As our planet faces escalating challenges from global warming, a group of international scientists will be recruiting a surprising ally in the fight against greenhouse emissions: the cow.
At the University of Illinois Urbana-Champaign, experts in animal sciences are launching a novel venture aimed at cutting methane emissions due to rumen fermentation in beef and dairy cattle.
Spanning three years and backed by a $3.2-million budget, this undertaking falls under the umbrella of the Greener Cattle Initiative, which is backed by the Foundation for Food and Agriculture Research (FFAR).
Research data indicates that taking on methane might be a faster route to addressing climate issues than solely focusing on carbon dioxide (CO2). Methane’s heat-trapping ability is 28 times stronger than CO2’s, but it exits the atmosphere in roughly a dozen years, while CO2 can linger for centuries.
“What this means is that anything we do now with ruminant animals can have a huge impact on warming within decades, rather than centuries. Our challenge is to reduce enteric methane emissions by about 30 to 40 percent with the technologies we have,” said project leader Rod Mackie, a professor in the Department of Animal Sciences at U of I.
Connecting six research centers globally, this project zeroes in on enteric methane – a byproduct of microbial fermentation in the rumen. As a part of this strategy, Mackie and his colleagues aim to examine hydrogen’s role during fermentation.
During the fermentation process, the recycling of an energy-rich molecule, NADH, stands out. For the uninterrupted generation of energy, NADH must release its hydrogen and anticipate a replacement from the decomposition of carbohydrates. Generally, NADH’s surplus hydrogen aids in turning CO2 into methane. Yet, the scientists speculate that there are alternatives to use this type of hydrogen.

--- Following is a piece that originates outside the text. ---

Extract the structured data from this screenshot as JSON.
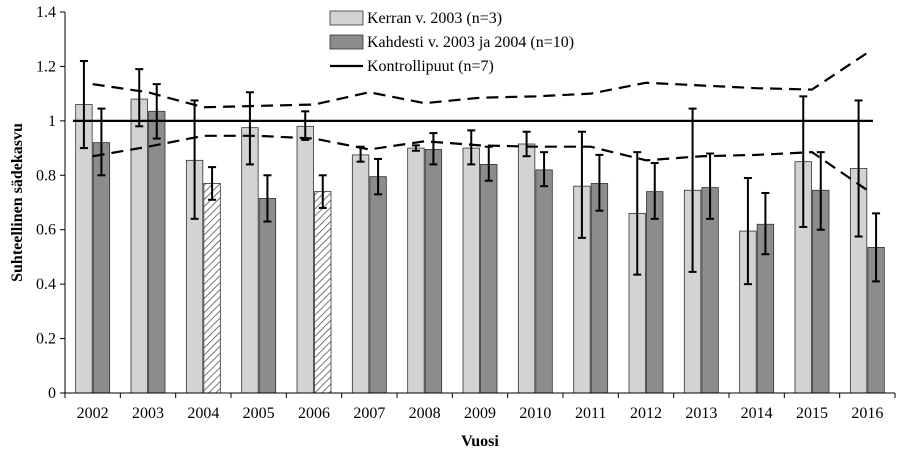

“In anaerobic fermentation in the rumen, you have to have some way of recycling hydrogen through the conversion of NADH to NAD. In that process, most of the excess hydrogen goes towards methane. If you shut down methane production, hydrogen builds up and inhibits glycolysis,” Mackie explained.
“We don’t want that to happen. Instead, we want to redirect hydrogen into other products, such as propionate and butyrate, reduced fatty acids that serve as the primary energy source for all ruminants.”
“There are a lot of groups working on inhibiting methane directly using dietary additives. Our focus is trying to figure out how we actually make it work in an animal and make it more energetically feasible. That’s really been the missing piece,” added Josh McCann, an assistant professor of Animal Sciences at the same university, who will also be involved in the project.
“If cows can’t metabolize the excess hydrogens for productive benefit and to improve growth, there will continue to be limited adoption of methane reduction strategies or additives. There’s no economic incentive.”
The team’s strategy begins in the lab through a thorough investigation of hydrogen production and its utilization. By examining rumen microbial communities from diverse cattle, the researchers aim to uncover potential tweaks using inhibitor compounds. Their findings will eventually be tested on cattle.
“Most of the grant is focused on the basic and the mechanistic side, but once we make something that might work within a microbial community, it still has to work in an animal,” McCann explained.
“We have complicating factors like diet components and how much they want to eat. Not to mention dairy cattle and beef cattle are eating different things, so the bugs in the rumen function differently. So, if we apply a methane inhibitor to a dairy microbial community, we might have to approach the hydrogen capture a little bit differently than in a beef rumen community.”
Mackie envisions this initiative as the starting point of a long-term quest to tackle enteric methane. By the conclusion of the three-year project, the experts aim to pinpoint precise inhibitor dosages that either maintain or even bolster production capacities.
“What we’d like is to have ruminants save the planet within 10 years. That would be amazing,” Mackie concluded.